For almost all of the searches we do (and we do a lot of them), we use -m 9 -d 0. -d 0 says no alignments. -m 9 usually gives the alignment information you need (percent identity, number of gaps). -m 9c (or -m 9C) gives the actual alignment encoding. Current versions of BioPerl fasta.pm can parse -m 9 output.
If you like BLAST tabular output better, try: -m 8 or -m 8C.
But mostly, use -d 0 (no alignments).
It also makes sense to set a stricter E()-value threshold, particularly for all vs all. At least -E 0.001.

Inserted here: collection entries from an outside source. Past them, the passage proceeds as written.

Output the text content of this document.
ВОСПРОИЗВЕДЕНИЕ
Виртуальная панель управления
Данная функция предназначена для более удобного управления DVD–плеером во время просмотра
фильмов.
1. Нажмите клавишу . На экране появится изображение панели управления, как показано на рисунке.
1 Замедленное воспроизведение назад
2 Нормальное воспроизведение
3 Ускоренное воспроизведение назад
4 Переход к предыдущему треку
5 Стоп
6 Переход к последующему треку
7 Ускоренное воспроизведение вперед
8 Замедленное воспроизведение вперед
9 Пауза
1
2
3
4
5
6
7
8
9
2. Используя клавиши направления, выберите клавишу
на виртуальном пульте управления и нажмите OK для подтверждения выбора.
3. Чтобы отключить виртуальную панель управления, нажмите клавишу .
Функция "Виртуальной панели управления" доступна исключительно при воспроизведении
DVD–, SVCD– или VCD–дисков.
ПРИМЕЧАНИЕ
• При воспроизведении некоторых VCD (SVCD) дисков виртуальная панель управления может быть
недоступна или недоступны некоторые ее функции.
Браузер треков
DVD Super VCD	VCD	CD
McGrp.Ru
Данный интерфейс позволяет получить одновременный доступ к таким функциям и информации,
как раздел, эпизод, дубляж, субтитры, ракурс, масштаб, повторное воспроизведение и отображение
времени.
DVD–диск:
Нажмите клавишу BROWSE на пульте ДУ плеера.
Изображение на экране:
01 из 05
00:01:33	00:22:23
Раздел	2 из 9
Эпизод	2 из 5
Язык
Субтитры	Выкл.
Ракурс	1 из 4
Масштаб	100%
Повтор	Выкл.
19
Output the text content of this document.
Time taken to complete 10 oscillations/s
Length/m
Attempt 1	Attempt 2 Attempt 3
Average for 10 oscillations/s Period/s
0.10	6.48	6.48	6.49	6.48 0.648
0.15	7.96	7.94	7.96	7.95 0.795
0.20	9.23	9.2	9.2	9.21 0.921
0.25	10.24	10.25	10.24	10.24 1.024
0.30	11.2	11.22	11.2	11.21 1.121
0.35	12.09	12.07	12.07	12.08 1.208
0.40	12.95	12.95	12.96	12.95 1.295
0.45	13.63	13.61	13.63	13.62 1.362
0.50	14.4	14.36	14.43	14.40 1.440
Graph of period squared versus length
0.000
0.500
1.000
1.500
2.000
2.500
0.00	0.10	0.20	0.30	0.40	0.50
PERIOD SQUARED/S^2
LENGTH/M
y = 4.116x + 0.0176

The information in the previous answer is mistaken. -m 9i (the 'i' simply adds percent identity to the normal description line; -m 9 gives much more information, i.e. alignment boundaries) does not prevent the alignments from being displayed (you need -d 0), and it doesn't show only the best alignment (-b 1 would only show the best description line, without that, you will get all the descriptions with E()-values better than the threshold; -b 1 would be inappropriate for all-v-all, since you would just get back the identical match.)
Using -m 9 -d 0 is much more compact than normal FASTA/GGSEARCH output, but still much more verbose than -m 8C (it gives information about the statistics, library size, etc that blast tabular output lacks).